Le développement et la promotion de la langue corse figurent au cœur de la politique menée par la Collectivité Territoriale de Corse sur les plans socioéconomique et culturel.
Comme en témoigne la feuille de route relative à la langue corse adoptée en juillet 2011 par l’Assemblée de Corse, il est pour nous un devoir d’œuvrer à la sauvegarde, à la promotion et à la diffusion de notre patrimoine linguistique, en renforçant sa présence et sa visibilité dans tous les secteurs de la vie publique et privée.

L’organisation des Journées « Linguimondi » les 25 et 26 septembre 2012 avec la ville d’Ajaccio, en direction du grand public, est l’un des temps forts de cette politique de valorisation, en permettant d’élargir les perspectives en matière d’échanges avec des acteurs du développement linguistique, venus des quatre coins de l’Europe et de la Méditerranée.  

La politique linguistique en Corse

Depuis de nombreuses années, la nécessité d’un interventionnisme linguistique en Europe pour sauver les langues fait consensus. La France, pays doté d’une grande diversité linguistique doit elle aussi poursuivre le processus de reconnaissance et de promotion de ses langues, tel que l’a impulsé en son temps François Mitterrand. Plus récemment, le Président Hollande l’a assuré en annonçant son intention de ratifier la charte européenne des langues minoritaires. Il ne s’agit pas seulement d’une question linguistique mais bel et bien d’un enjeu politique.

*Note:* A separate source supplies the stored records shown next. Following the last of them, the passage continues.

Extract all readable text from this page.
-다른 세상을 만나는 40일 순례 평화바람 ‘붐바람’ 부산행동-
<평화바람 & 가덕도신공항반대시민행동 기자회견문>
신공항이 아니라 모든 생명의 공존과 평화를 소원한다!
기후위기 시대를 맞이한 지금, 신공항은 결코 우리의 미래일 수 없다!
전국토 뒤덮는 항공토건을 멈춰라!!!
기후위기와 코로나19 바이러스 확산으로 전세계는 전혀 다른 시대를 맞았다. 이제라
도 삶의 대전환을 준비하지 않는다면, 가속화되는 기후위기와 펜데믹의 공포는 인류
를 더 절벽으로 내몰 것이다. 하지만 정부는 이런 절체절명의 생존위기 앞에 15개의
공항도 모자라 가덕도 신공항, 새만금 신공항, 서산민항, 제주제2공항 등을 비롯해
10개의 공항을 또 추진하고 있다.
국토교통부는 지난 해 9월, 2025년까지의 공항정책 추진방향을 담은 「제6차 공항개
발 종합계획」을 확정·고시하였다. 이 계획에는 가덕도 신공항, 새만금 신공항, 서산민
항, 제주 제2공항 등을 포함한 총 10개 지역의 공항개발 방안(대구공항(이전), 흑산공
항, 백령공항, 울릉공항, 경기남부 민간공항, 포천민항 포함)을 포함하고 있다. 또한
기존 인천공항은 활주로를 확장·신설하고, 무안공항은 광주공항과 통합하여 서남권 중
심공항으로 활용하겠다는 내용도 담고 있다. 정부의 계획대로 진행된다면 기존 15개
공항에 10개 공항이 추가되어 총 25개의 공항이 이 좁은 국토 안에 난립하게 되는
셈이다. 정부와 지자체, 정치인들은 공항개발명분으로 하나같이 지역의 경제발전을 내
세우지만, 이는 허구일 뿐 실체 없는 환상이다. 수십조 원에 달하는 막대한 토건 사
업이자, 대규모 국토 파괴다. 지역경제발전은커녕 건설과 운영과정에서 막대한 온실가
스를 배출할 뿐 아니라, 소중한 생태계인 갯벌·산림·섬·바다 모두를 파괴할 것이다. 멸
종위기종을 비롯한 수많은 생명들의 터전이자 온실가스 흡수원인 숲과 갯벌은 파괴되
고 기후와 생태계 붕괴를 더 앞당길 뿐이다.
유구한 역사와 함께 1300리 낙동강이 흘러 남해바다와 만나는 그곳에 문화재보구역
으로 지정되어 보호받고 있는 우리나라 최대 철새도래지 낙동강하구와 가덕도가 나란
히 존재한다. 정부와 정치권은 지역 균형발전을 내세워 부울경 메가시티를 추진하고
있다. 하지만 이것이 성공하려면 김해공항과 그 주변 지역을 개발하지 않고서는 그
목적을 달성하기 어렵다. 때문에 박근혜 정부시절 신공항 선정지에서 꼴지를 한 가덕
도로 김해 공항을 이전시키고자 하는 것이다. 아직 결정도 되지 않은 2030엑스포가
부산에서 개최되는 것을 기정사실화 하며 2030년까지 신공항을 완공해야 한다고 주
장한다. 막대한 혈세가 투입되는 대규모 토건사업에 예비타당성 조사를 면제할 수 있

Une langue, c’est un héritage, c’est un patrimoine, c’est une projection individuelle et collective dans l’avenir, c’est une opportunité d’échange et une responsabilité car il est du devoir de chacun de préserver et de promouvoir cet élément essentiel de la latinité, de la méditerranéité, en un mot de l’identité. Le climat apaisé sur l’île autour de cette question dont chacun a désormais compris l’importance peut déboucher sur un vote historique en donnant un véritable contenu à la coofficialité du corse et du français.

Le projet de société bilingue porté par la Collectivité Territoriale de Corse se veut résolument moderne dans une Corse qui s’assume riche de cette double culture. Les sociétés multiculturelles doivent donner à chacun le droit de pouvoir s’intégrer, de connaître le milieu dans lequel il souhaite vivre, de parler la langue du territoire dans lequel il s’inscrit dans tous les actes de la vie publique et privée.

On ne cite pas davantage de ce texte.